Aboutrika, who made 100 appearances for his country, launched an offensive tirade on beIN Sports last week in which he criticised the Premier League’s Rainbow Laces campaign and called homosexuality a ‘dangerous ideology’ that was ‘against humanity’.
The former forward urged Muslim players to boycott the campaign and believed people must ‘stand up’ to homosexuality.
The Mail on Sunday has learned that Aboutrika’s comments has left LGBT+ individuals in Egypt, who already have to keep their sexuality secret, feeling more vulnerable and at risk.
Much of this is due to Aboutrika’s status as a hero in Egypt which has allowed homophobic views to be weaponised. The #we_support_aboutrika has trended with scores of homophobic messages in support of the former player.
BeIN Sports, who are the Premier League broadcaster across the Middle East, say they have disciplined Aboutrika and while they would not give details of his punishment insist this kind of outburst ‘would not happen again’.
The broadcaster have faced criticism for allowing Aboutrika the platform to speak uninterrupted for more than two minutes, where he used his belief in Islam as justification for his homophobic views.
LGBT+ charity Stonewall has urged Newcastle not to ‘brush the situation under the carpet’
BeIN argue that Aboutrika’s horrific monologue was a result of their dedication for giving coverage to the Rainbow Laces campaign despite it being illegal in many of the countries to which they broadcast.
They insist they will continue to do so despite Aboutrika’s pleas for them to stop.

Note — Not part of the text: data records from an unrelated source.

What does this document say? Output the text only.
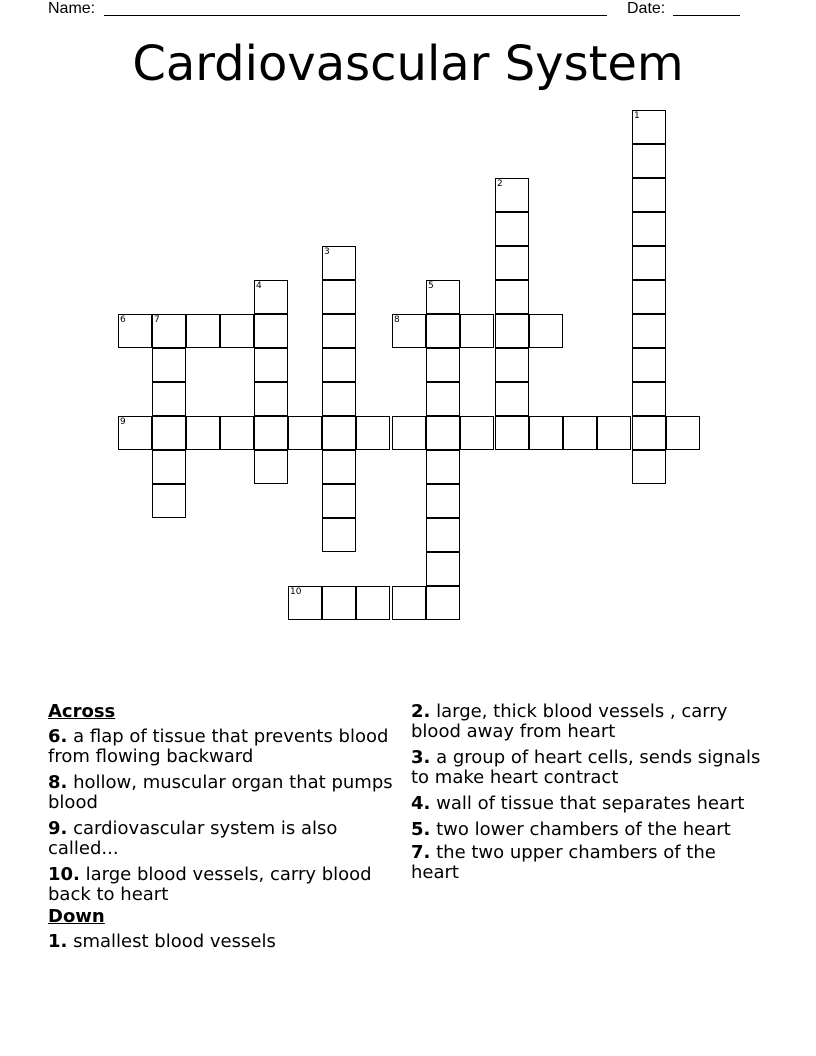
Name:	Date:
Cardiovascular System
1
2
3
4	5
6	7	8
9
10
Across
6. a flap of tissue that prevents blood from flowing backward
8. hollow, muscular organ that pumps blood
9. cardiovascular system is also called...
10. large blood vessels, carry blood back to heart
Down
1. smallest blood vessels
2. large, thick blood vessels , carry blood away from heart
3. a group of heart cells, sends signals to make heart contract
4. wall of tissue that separates heart
5. two lower chambers of the heart
7. the two upper chambers of the heart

The Premier League were quick to condemn the views saying: ‘We wholeheartedly disagree with the pundit’s views. The Premier League and its clubs are committed to supporting LGBTQ+ inclusion and making clear football is for everyone.’
LGBT+ supporter groups in England also heavily criticised Aboutrika. Carl Fearn, co-chair at Gay Gooners, the Arsenal LGBT+ group branded his comments as ‘gobsmackingly horrendous’.

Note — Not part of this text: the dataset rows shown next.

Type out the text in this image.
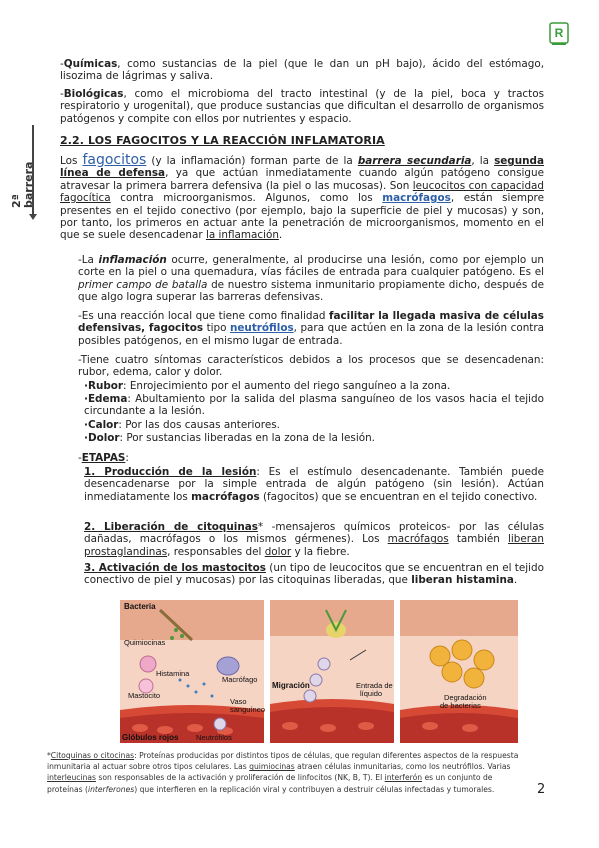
R
-Químicas, como sustancias de la piel (que le dan un pH bajo), ácido del estómago, lisozima de lágrimas y saliva.
-Biológicas, como el microbioma del tracto intestinal (y de la piel, boca y tractos respiratorio y urogenital), que produce sustancias que dificultan el desarrollo de organismos patógenos y compite con ellos por nutrientes y espacio.
2ª barrera
2.2. LOS FAGOCITOS Y LA REACCIÓN INFLAMATORIA
Los fagocitos (y la inflamación) forman parte de la barrera secundaria, la segunda línea de defensa, ya que actúan inmediatamente cuando algún patógeno consigue atravesar la primera barrera defensiva (la piel o las mucosas). Son leucocitos con capacidad fagocítica contra microorganismos. Algunos, como los macrófagos, están siempre presentes en el tejido conectivo (por ejemplo, bajo la superficie de piel y mucosas) y son, por tanto, los primeros en actuar ante la penetración de microorganismos, momento en el que se suele desencadenar la inflamación.
-La inflamación ocurre, generalmente, al producirse una lesión, como por ejemplo un corte en la piel o una quemadura, vías fáciles de entrada para cualquier patógeno. Es el primer campo de batalla de nuestro sistema inmunitario propiamente dicho, después de que algo logra superar las barreras defensivas.
-Es una reacción local que tiene como finalidad facilitar la llegada masiva de células defensivas, fagocitos tipo neutrófilos, para que actúen en la zona de la lesión contra posibles patógenos, en el mismo lugar de entrada.
-Tiene cuatro síntomas característicos debidos a los procesos que se desencadenan: rubor, edema, calor y dolor.
·Rubor: Enrojecimiento por el aumento del riego sanguíneo a la zona.
·Edema: Abultamiento por la salida del plasma sanguíneo de los vasos hacia el tejido circundante a la lesión.
·Calor: Por las dos causas anteriores.
·Dolor: Por sustancias liberadas en la zona de la lesión.
-ETAPAS:
1. Producción de la lesión: Es el estímulo desencadenante. También puede desencadenarse por la simple entrada de algún patógeno (sin lesión). Actúan inmediatamente los macrófagos (fagocitos) que se encuentran en el tejido conectivo.
2. Liberación de citoquinas* -mensajeros químicos proteicos- por las células dañadas, macrófagos o los mismos gérmenes). Los macrófagos también liberan prostaglandinas, responsables del dolor y la fiebre.
3. Activación de los mastocitos (un tipo de leucocitos que se encuentran en el tejido conectivo de piel y mucosas) por las citoquinas liberadas, que liberan histamina.
Bacteria
Quimiocinas
Histamina
Macrófago
Mastocito
Vaso
sanguíneo
Glóbulos rojos Neutrófilos
Migración	Entrada de
líquido	Degradación
de bacterias
*Citoquinas o citocinas: Proteínas producidas por distintos tipos de células, que regulan diferentes aspectos de la respuesta inmunitaria al actuar sobre otros tipos celulares. Las quimiocinas atraen células inmunitarias, como los neutrófilos. Varias interleucinas son responsables de la activación y proliferación de linfocitos (NK, B, T). El interferón es un conjunto de proteínas (interferones) que interfieren en la replicación viral y contribuyen a destruir células infectadas y tumorales.	2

‘Why do ignorant people think that people like me ‘chose’ to be gay? He has chosen to be a homophobe and a vile one at that.
‘Hiding behind his faith, which I do not feel he properly represents, and baring to his audience his total ignorance of how LGBT+ people feel and suggesting we somehow have a disease or we chose to be the way we are and who we love is beyond pathetic in the 21st Century.’

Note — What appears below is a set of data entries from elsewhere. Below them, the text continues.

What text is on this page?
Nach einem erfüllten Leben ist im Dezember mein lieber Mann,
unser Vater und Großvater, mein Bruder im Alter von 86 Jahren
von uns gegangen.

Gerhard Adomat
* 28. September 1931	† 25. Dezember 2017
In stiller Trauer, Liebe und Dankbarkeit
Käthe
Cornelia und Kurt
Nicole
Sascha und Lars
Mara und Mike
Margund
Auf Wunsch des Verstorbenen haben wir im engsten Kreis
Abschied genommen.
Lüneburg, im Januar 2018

BeIN were not the only broadcaster to face criticism during the opening week of Rainbow Laces after Sky Sports showed an advert for Saudi Arabia’s tourist board during half-time of Manchester United’s Super Sunday game against Chelsea.
The advert encouraged people to travel to Saudi Arabia to ‘feel a welcome you’ve never felt’ despite their treatment of LGBT+ individuals.
A Sky spokesperson said: ‘Rainbow Laces is a cause that Sky has always supported alongside our sporting partners, forming part of our editorial coverage on live sport and also our rolling news channel. Advertising is completely separate and subject to regulations and guidelines set by the ASA and Ofcom.’